If you’re a woman who genuinely does have a fear about this, you could be right. It is possible that some men can feel emasculated by a dominant woman with her eyes set on the prize. A woman who is driven shouldn’t be dating someone who can’t support her independence and personal goals anyway. Foregoing all possible loving relationships because some men may be intimidated isn’t a viable or healthy decision. Even if supportive men are a rarity, they still exist and rather than leaving love behind it should be another goal to find a supportive and equally driven partner.
Using a career, school, or any other assortment of goals as an excuse not to date isn’t realistic. Although I do primarily see this from women on my personal social media feeds and in my community, I’m sure men do this as well. This “career cop out” in order to avoid getting serious with someone else isn’t limited to just one sex or sexual orientation, anyone can give this excuse. It’s unfair to believe another human being can’t cope with being apart for long periods of time due to a hard working individual with sights set on the future.
The next time you see or hear someone say they’re focusing on their career and refuse to find love, let them know it doesn’t have to be that way. If you feel that way personally, know that it doesn’t have to be that way. There are individuals who are willing and able to accommodate any situation, even if it’s putting in long hours at school, work, or both. If anything, having a partner in the hard times can make it that much sweeter for your relationship when you achieve your goals. When a partner who loves you is proud of what you’ve accomplished and was there with you on your journey it’s a great feeling.
Roughing it out with a partner during stressful periods is also the best way to grow individually. How else will you know how to handle stress or how your partner handles stress if you don’t go through it? It’s a learning experience for everyone involved. Coping skills aren’t genetic, they’re learned, and a relationship is a good place to learn those coping skills that carry over to the workplace. That’s a useful tool, not a burden.

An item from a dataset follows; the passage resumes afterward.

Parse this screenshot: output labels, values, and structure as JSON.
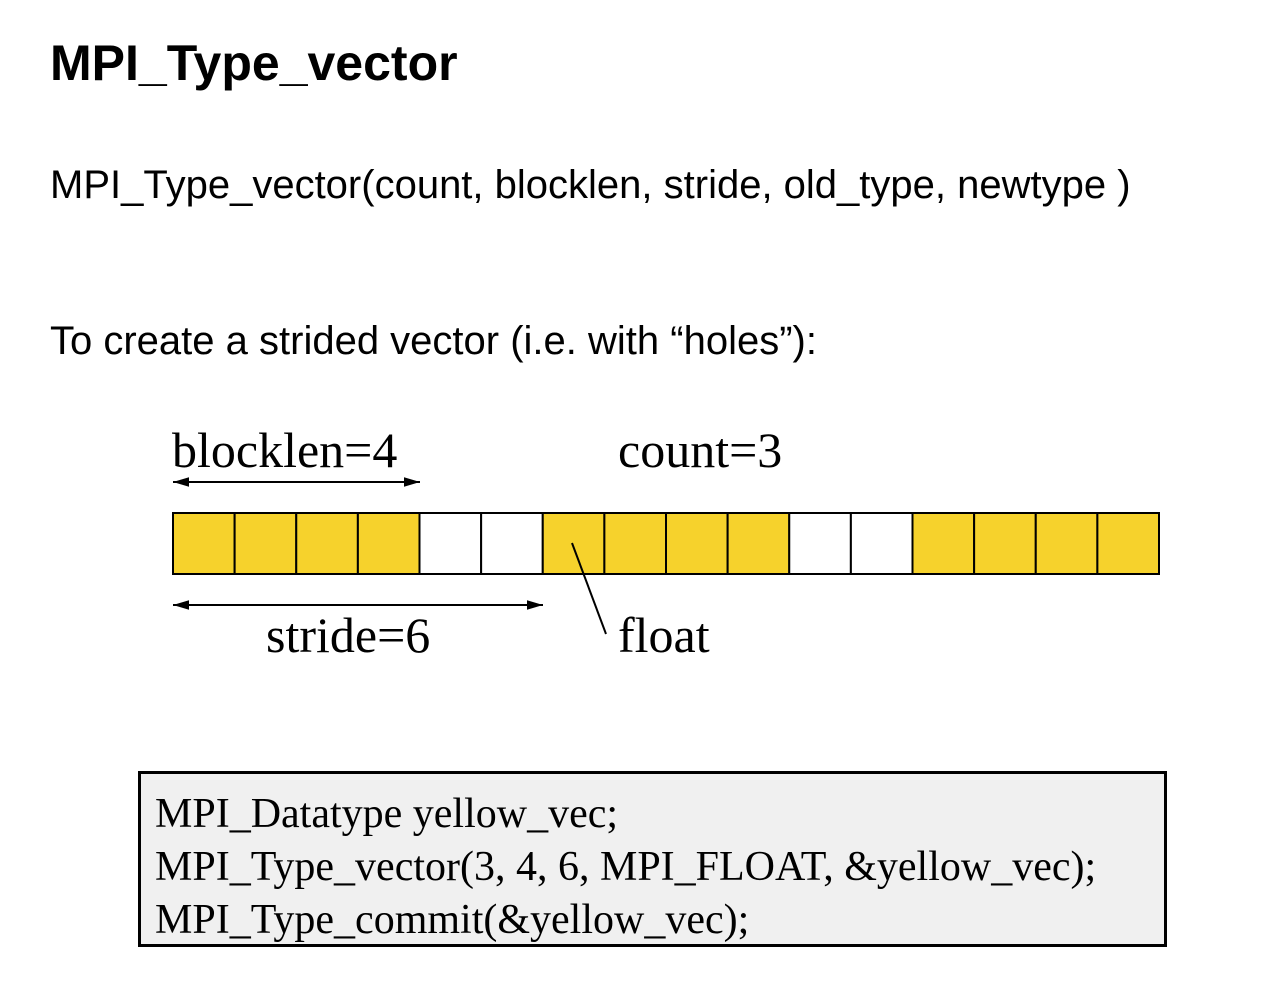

A partner who can’t be with you during the rough times while you’re attaining goals probably isn’t a partner for you anyway. Life isn’t always roses and butterflies and to have a partner in the stressful times when you’re putting in long hours, who can handle them with you, proves a lot about how long you can last as a couple. Don’t sell yourself short of a loving relationship for a career. Relationships are not a hindrance to careers, they’re a benefit. No matter what anyone says or what you’ve tricked yourself into believing it’s possible to have a loving partner and all of the goals in the world at the same time.